I read that CNBC article, and shook my head. Poorly written by a non-expert. Some primary reasons the big cloud companies design their own chips seem to be:
1. They have sufficient demand within their own company to justify the expense of the design teams and other development requirements (mask sets, etc). These companies can justify vertical integration.
2. TSMC has made using their foundry easy to use by creating a valuable ecosystem of hard and soft IP, development tools, etc. The richness of their environment is, frankly, a wonder in the semiconductor world. (Intel had better have one hell of an ecosystem strategy in mind.)
3. Custom designing chips, as Apple did with the M1 for example, can yield power and performance efficiencies beyond what merchant CPU, networking, and storage chip vendors can usually achieve while trying to please a broader market to maximize sales volumes. Flexibility for a merchant market usually has a price in some sort of inefficiency for any specific application.

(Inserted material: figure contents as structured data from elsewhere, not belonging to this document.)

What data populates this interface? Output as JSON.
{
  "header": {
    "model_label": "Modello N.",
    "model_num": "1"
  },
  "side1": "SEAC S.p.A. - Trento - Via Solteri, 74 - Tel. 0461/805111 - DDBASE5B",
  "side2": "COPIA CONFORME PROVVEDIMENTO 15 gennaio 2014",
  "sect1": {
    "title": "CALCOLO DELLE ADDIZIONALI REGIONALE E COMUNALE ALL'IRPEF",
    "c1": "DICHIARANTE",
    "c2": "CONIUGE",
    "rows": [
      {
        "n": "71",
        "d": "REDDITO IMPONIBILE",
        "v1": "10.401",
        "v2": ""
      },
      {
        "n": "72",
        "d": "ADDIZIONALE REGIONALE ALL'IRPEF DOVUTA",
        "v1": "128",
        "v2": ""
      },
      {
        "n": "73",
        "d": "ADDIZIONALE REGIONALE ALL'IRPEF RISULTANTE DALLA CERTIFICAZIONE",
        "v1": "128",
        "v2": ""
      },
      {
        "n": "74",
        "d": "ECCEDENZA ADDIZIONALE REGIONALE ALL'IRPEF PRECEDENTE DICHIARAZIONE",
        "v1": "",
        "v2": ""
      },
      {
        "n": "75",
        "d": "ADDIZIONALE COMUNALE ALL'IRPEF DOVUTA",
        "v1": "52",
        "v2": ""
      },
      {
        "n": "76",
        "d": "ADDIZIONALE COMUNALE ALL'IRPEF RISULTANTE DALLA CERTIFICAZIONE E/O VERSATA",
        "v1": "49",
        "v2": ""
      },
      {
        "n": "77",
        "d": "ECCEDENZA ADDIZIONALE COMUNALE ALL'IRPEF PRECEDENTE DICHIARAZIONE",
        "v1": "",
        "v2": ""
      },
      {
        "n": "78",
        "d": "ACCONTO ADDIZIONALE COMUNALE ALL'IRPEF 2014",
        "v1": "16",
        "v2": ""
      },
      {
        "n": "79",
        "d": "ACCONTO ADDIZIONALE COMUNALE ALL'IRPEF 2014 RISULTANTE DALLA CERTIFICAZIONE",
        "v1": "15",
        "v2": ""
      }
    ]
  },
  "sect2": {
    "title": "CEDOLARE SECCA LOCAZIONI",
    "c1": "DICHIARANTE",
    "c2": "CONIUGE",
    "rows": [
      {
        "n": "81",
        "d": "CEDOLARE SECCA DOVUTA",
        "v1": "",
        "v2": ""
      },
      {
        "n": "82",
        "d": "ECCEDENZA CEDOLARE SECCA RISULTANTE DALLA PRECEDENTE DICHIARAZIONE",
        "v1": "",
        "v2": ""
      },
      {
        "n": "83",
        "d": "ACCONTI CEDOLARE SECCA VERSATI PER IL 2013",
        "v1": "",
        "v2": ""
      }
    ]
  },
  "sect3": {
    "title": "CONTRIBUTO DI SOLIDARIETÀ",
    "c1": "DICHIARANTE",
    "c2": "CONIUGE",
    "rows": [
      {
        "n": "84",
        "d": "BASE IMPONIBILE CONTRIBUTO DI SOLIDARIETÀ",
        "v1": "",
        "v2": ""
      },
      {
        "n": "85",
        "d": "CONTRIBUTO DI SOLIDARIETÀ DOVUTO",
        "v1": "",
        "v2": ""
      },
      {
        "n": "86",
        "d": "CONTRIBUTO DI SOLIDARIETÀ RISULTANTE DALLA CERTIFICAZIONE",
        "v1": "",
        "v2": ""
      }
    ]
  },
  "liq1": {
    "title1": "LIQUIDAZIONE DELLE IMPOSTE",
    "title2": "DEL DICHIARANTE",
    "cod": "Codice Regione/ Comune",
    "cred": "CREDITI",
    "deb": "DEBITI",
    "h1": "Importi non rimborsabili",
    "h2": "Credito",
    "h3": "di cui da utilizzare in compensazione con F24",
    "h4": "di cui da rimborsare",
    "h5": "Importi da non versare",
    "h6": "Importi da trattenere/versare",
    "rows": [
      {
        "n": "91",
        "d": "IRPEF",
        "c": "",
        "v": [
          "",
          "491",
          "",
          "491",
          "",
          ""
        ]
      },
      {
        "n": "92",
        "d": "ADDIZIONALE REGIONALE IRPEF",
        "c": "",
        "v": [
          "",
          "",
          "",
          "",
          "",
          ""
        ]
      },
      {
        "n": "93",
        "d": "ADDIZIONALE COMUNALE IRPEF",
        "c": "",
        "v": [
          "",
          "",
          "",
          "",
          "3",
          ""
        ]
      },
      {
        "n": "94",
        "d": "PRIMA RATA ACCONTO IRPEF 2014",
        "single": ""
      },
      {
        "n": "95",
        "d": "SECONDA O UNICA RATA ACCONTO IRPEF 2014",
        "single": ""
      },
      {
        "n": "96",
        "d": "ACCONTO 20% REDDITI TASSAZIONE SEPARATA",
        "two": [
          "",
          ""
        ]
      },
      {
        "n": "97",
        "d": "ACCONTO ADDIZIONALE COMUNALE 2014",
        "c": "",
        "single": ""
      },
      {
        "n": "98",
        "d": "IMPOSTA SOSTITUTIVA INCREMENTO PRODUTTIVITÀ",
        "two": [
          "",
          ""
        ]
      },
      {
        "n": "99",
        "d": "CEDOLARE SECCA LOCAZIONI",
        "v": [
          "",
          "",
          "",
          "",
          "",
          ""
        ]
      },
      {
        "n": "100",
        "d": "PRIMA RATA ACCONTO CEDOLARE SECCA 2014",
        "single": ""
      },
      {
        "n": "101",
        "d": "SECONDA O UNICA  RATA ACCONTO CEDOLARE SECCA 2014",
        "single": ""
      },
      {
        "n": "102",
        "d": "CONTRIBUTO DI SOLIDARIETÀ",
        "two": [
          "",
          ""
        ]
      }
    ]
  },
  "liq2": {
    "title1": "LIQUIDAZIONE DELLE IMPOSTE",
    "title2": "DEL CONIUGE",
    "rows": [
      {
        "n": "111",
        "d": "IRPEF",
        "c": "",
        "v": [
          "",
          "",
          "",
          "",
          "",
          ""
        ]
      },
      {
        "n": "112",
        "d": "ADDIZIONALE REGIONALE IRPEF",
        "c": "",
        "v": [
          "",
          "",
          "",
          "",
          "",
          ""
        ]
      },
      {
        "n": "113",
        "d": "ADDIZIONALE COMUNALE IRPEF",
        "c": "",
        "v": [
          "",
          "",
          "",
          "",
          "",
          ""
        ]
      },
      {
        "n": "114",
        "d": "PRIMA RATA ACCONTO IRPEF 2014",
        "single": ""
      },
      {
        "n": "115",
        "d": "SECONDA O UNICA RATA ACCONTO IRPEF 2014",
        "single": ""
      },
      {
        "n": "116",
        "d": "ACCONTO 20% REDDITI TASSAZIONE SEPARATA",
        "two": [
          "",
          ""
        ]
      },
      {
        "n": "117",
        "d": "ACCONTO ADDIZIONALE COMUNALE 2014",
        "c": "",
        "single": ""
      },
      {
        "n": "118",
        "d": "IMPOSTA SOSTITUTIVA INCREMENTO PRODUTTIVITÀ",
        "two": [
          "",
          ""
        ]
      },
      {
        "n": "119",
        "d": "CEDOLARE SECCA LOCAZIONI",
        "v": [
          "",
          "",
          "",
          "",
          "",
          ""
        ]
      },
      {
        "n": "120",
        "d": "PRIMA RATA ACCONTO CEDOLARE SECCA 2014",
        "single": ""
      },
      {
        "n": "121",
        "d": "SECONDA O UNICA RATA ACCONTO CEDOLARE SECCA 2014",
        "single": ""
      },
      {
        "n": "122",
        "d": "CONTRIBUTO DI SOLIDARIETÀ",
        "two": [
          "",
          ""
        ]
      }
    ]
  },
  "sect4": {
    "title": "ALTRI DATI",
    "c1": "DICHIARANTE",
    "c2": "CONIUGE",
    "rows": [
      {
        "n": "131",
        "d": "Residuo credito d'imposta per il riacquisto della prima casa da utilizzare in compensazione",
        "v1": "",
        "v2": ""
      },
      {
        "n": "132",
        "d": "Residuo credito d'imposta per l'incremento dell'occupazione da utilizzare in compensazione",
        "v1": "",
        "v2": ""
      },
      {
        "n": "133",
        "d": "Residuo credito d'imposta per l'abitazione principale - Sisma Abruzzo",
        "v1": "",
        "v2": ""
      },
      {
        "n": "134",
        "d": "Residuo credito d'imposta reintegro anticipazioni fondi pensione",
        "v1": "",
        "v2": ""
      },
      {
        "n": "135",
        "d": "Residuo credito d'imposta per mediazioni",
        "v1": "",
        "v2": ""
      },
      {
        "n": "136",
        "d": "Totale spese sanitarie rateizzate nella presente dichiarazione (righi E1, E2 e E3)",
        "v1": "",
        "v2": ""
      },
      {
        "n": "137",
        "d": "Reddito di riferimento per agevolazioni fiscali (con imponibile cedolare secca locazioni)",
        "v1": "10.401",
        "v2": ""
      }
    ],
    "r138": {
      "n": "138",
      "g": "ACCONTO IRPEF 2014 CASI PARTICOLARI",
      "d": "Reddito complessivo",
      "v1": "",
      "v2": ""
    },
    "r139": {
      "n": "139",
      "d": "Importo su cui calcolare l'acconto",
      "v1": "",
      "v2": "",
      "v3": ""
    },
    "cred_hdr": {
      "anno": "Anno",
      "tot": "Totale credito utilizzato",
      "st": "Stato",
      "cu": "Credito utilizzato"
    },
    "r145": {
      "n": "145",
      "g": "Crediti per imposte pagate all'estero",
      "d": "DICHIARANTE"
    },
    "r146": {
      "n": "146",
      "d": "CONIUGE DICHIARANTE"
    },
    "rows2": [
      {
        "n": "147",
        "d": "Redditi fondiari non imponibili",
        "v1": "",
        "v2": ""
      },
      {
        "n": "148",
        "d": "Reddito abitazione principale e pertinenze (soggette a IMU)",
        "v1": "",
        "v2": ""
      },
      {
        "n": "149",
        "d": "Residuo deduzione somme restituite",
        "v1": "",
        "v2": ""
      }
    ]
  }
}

4. Because the cloud computing companies have their own software ecosystem, Daniel's issue about software development has an easier solution when the chip design is in-house for these companies. Inclusion in the chip design process with top-down direction is the best possible scenario. Product-specific enhancements are more practical, like the inclusion of DRAM in-package in the M1. Will any merchant CPU vendor consider that? I'd bet against it. Not a big bet though...
5. Some fields of chip design, AI comes to mind quickly, certainly quantum computing too, do not yet have best known architectures that meet most needs. Where there's rich and diverse innovation there's more room for proprietary designs. Post-IEEE Ethernet networking appears to be another tempting field for the cloud vendors.
There are more reasons I think of, but I'm even boring myself.